Drobne ciekawostki cieszą:
– Będąc w Punta Arenas w niedziele, konieczne odwiedźcie małe restauracje znajdujące się na piętrze nad miejskim rybnym targiem. To miejsce oblegane przez lokalsów, ponieważ jedzenie jest tu na prawdę świeże i pyszne. Można pośmiać się z nas, ponieważ wykazaliśmy się (nie pierwszy raz) brakiem znajomości potraw tu serwowanych. Zamówiliśmy zupę, żeby na główne danie dostać kolejną zupę, tylko tym razem z frytkami obok. A na deser nie mogliśmy sobie odmówić przystawki, czyli tradycyjnej smażonej empanady (pieroga) z serem żółtym i krewetkami.
Śmisliśmy się z siebie do wtóru z kelnerami, jednak w przyjaznej atmosferze.

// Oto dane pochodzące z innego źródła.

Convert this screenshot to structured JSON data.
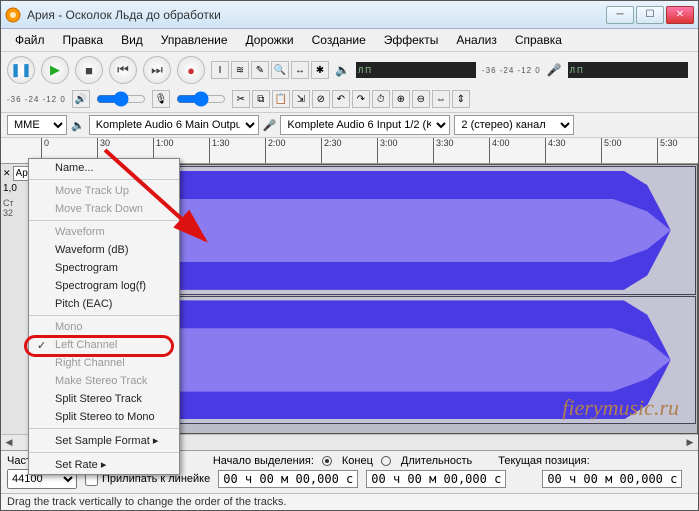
{
  "window": {
    "title": "Ария - Осколок Льда до обработки"
  },
  "menu": {
    "items": [
      "Файл",
      "Правка",
      "Вид",
      "Управление",
      "Дорожки",
      "Создание",
      "Эффекты",
      "Анализ",
      "Справка"
    ]
  },
  "db_scale": "-36  -24  -12  0",
  "db_scale2": "-36  -24  -12  0",
  "devices": {
    "host": "MME",
    "output": "Komplete Audio 6 Main Output",
    "input": "Komplete Audio 6 Input 1/2 (K",
    "channels": "2 (стерео) канал"
  },
  "ruler": [
    "0",
    "30",
    "1:00",
    "1:30",
    "2:00",
    "2:30",
    "3:00",
    "3:30",
    "4:00",
    "4:30",
    "5:00",
    "5:30"
  ],
  "track": {
    "name": "Ария - Оск",
    "gain": "1,0",
    "side": "32"
  },
  "ctx": {
    "items": [
      {
        "label": "Name...",
        "enabled": true
      },
      {
        "sep": true
      },
      {
        "label": "Move Track Up",
        "enabled": false
      },
      {
        "label": "Move Track Down",
        "enabled": false
      },
      {
        "sep": true
      },
      {
        "label": "Waveform",
        "enabled": false
      },
      {
        "label": "Waveform (dB)",
        "enabled": true
      },
      {
        "label": "Spectrogram",
        "enabled": true
      },
      {
        "label": "Spectrogram log(f)",
        "enabled": true
      },
      {
        "label": "Pitch (EAC)",
        "enabled": true
      },
      {
        "sep": true
      },
      {
        "label": "Mono",
        "enabled": false
      },
      {
        "label": "Left Channel",
        "enabled": false,
        "checked": true
      },
      {
        "label": "Right Channel",
        "enabled": false
      },
      {
        "label": "Make Stereo Track",
        "enabled": false
      },
      {
        "label": "Split Stereo Track",
        "enabled": true
      },
      {
        "label": "Split Stereo to Mono",
        "enabled": true
      },
      {
        "sep": true
      },
      {
        "label": "Set Sample Format",
        "enabled": true,
        "arrow": true
      },
      {
        "sep": true
      },
      {
        "label": "Set Rate",
        "enabled": true,
        "arrow": true
      }
    ]
  },
  "bottom": {
    "rate_label": "Частота проекта (Гц):",
    "rate_value": "44100",
    "snap_label": "Прилипать к линейке",
    "sel_start_label": "Начало выделения:",
    "end_label": "Конец",
    "dur_label": "Длительность",
    "pos_label": "Текущая позиция:",
    "time_zero": "00 ч 00 м 00,000 с"
  },
  "status": "Drag the track vertically to change the order of the tracks.",
  "watermark": "fierymusic.ru"
}
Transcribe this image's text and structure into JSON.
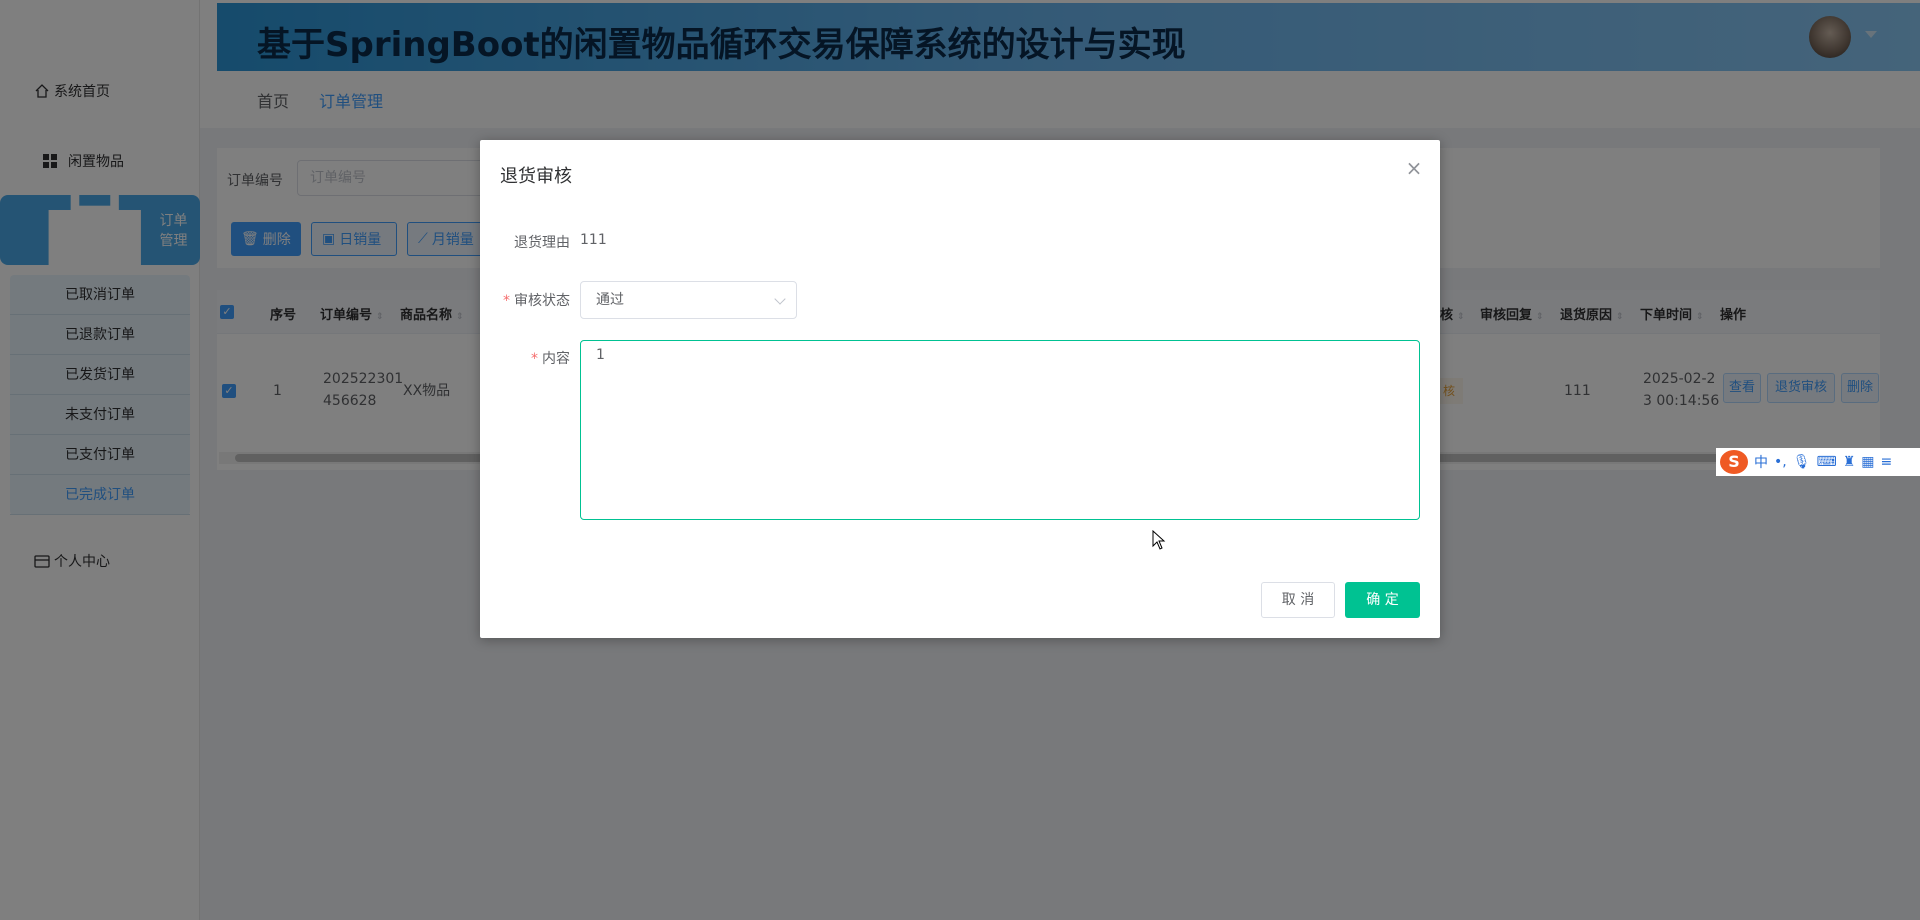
{
  "app": {
    "title": "基于SpringBoot的闲置物品循环交易保障系统的设计与实现"
  },
  "sidebar": {
    "items": [
      {
        "label": "系统首页",
        "icon": "home-icon"
      },
      {
        "label": "闲置物品",
        "icon": "grid-icon"
      },
      {
        "label": "订单管理",
        "icon": "briefcase-icon"
      },
      {
        "label": "个人中心",
        "icon": "wallet-icon"
      }
    ],
    "submenu": [
      "已取消订单",
      "已退款订单",
      "已发货订单",
      "未支付订单",
      "已支付订单",
      "已完成订单"
    ]
  },
  "breadcrumb": [
    "首页",
    "订单管理"
  ],
  "search": {
    "label": "订单编号",
    "placeholder": "订单编号"
  },
  "toolbar": {
    "delete_label": "删除",
    "daily_sales_label": "日销量",
    "monthly_sales_label": "月销量"
  },
  "table": {
    "headers": {
      "index": "序号",
      "order_no": "订单编号",
      "product_name": "商品名称",
      "audit": "核",
      "audit_reply": "审核回复",
      "return_reason": "退货原因",
      "order_time": "下单时间",
      "actions": "操作"
    },
    "rows": [
      {
        "index": "1",
        "order_no_line1": "202522301",
        "order_no_line2": "456628",
        "product_name": "XX物品",
        "audit_status": "核",
        "return_reason": "111",
        "order_time_line1": "2025-02-2",
        "order_time_line2": "3 00:14:56"
      }
    ],
    "action_buttons": {
      "view": "查看",
      "return_audit": "退货审核",
      "delete": "删除"
    }
  },
  "ime": {
    "logo": "S",
    "mode": "中",
    "punct": "•,"
  },
  "dialog": {
    "title": "退货审核",
    "return_reason_label": "退货理由",
    "return_reason_value": "111",
    "audit_status_label": "审核状态",
    "audit_status_value": "通过",
    "content_label": "内容",
    "content_value": "1",
    "cancel_label": "取 消",
    "confirm_label": "确 定"
  },
  "colors": {
    "primary": "#409eff",
    "confirm": "#00c292",
    "header_gradient_start": "#2c96d8"
  }
}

– Jeżeli macie wolny dzień, możecie przyjemnie spędzić go na plaży. Nie jest ona co prawda największa i najładniejsza, jednak ludzie ochoczo z niej korzystają. Woda drugiego oceanu okazała się dla nas za zimna, jednak wodowanie stóp zaliczone.
Na szczęście Andresowi udaje się kupić nam wszystkim bilety do Ushuai. Jest to niezwykle trudne, ponieważ sezon ruszył i wszystkie bilety zarezerwowane były z dużym wyprzedzeniem. W poniedziałek rano wsiadamy do autobusu. Po drodze przepływamy promem Ciśnienię Magellana w najwęższym miejscu i wreszcie – znajdujemy się na Terra del Fuego, Ziemi Ognistej. To właśnie tutaj gna nas od prawie miesiąca. Koniec Świata jest przed nami na wyciągnięcie ręki.
Dobre Rady Wujka Rafała :
– Będąc w Punta Arenas musicie zahaczyć o strefę bezcłową. Można tu kupić od gumy do życia, po motorynkę. Może nawet żonę. A wszystko to bez akcyzy. My jednak kupiliśmy swoje ulubione kleszcze, czyli palone ziarna kukurydzy, które tutaj osiągają zatrważające rozmiary.
– Płynąć na Wyspę Magdaleny prawdopodobnie zamustrujecie na łódkę „Melinka”. Nazwa nie zobowiązuje, wszystkie dania i napoje zabierzcie ze sobą. Jeśli chcecie morskiej przygody i beczki rumu pod pokładem, zaopatrzcie się w strefie bezcłowej.
– W naszym hostelu mieli ręczniki, nie ma jak w domu. Hurra!